CLOCK | PSAC President Chris Aylward called a new personal working mandate for public employees a knee-jerk response:”

Return to office ‘disrespectful’ to civil servants, union leader says

Public Service Alliance of Canada President Chris Aylward called a new personal labor mandate for public employees a “knee reflex response” from the federal government.

Public Service Alliance of Canada (PSAC) President Chris Aylward echoed Carr’s views, saying members had shown they could work remotely.

“We see this as an ill-planned and knee-jerk response by the government that doesn’t have the best interests of workers or Canadians at heart, and it is really at odds with the direction in which this government has been moving on remote work.”

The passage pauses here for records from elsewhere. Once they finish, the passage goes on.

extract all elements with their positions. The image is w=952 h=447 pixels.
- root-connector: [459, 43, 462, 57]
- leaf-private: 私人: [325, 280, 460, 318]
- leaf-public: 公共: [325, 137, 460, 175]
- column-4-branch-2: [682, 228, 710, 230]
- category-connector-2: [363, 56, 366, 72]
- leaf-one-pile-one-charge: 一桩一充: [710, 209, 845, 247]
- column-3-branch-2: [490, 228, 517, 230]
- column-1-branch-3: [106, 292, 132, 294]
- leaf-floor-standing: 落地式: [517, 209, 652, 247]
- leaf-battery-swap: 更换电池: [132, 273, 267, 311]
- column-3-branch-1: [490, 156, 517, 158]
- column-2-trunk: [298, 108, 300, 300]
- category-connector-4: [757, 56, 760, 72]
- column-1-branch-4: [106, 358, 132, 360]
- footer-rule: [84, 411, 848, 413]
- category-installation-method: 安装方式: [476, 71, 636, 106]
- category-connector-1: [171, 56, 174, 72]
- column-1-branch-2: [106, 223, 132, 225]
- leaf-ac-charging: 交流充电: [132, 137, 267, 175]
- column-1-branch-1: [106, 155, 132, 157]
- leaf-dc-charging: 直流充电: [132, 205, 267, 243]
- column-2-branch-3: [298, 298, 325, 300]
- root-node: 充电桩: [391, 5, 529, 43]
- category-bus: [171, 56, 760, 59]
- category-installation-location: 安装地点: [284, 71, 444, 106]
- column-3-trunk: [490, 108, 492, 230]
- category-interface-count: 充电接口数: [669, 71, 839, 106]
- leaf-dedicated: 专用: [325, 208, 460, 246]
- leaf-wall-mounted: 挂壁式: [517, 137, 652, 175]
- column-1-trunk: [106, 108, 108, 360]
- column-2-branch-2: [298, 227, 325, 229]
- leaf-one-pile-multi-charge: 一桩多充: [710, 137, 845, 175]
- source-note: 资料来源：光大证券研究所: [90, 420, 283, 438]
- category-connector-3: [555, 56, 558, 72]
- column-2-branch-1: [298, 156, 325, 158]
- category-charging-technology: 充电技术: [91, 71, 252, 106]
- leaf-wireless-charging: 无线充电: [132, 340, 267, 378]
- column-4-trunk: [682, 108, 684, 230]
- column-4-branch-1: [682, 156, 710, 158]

He said the union is currently negotiating a new contract with the federal government and members wanted the agreement to include their right to work remotely.

“For the Treasury Board to unilaterally fundamentally change our members’ terms of employment and impose a mandatory return to office is a egregious violation of workers’ collective bargaining rates,” he said.

“When you go into collective bargaining there is a freeze on terms of employment and that’s certainly not what we’re seeing here.”

The Canadian Association of Professional Employees (CAPE), which represents 23,000 workers, released a statement following the announcement, calling the move “a slap in the face.”

President Greg Phillips said the timing of the announcement “coming in the middle of a nationwide three-virus cocktail” was worrying, noting the current strain on the health system.

In its statement, CAPE said it was coordinating a joint response with the Public Service Alliance of Canada (PSAC), PIPSC and other negotiating partners.

In a brief statement released Thursday afternoon, Ottawa Mayor Mark Sutcliffe welcomed the federal government’s decision.

“The federal government is the largest employer in Ottawa, and clarity about the future of its workforce is critical to our local economy,” Sutcliffe said.

“When officials return to government offices, it will be beneficial to both our public transit system and our downtown area.”

Departments have leeway

Fortier said departments will have leeway to decide whether to require employees to be in the office between 40 percent of the time and 60 percent of the time.

The new model will be applied to all centralized public administration, with individual authorities strongly recommended to follow a similar strategy.

Some exceptions will be made in a very limited number of circumstances and require management approval, the press release added.

“If it’s ticking a box to be present in the workplace, not how we work, not the work we produce, I really have to question the logic,” Carr said.

“Specifically, the amount of savings they’ve made during the pandemic that they could make saving taxpayer dollars.”

Immunocompromised employees can still apply for housing.

“As has been the case since the beginning of the pandemic, employees can rest assured that effective measures will continue to be taken to protect their health and safety in the workplace,” the press release said.

Downtown Ottawa businesses have long fined federal employees who no longer come downtown to work. However, the government has not said it would eventually bring all staff back to the office five days a week.

“Hybrid work is the future of public service,” the statement said.

CLOCK | Downtown bar manager hopes business will pick up with return to work:

Downtown bar manager hopes return to work will boost business

Dominique Labelle of Château Lafayette in downtown Ottawa says she expects a return to a “somewhat normal” existence when officers return to the office for two to three days a week.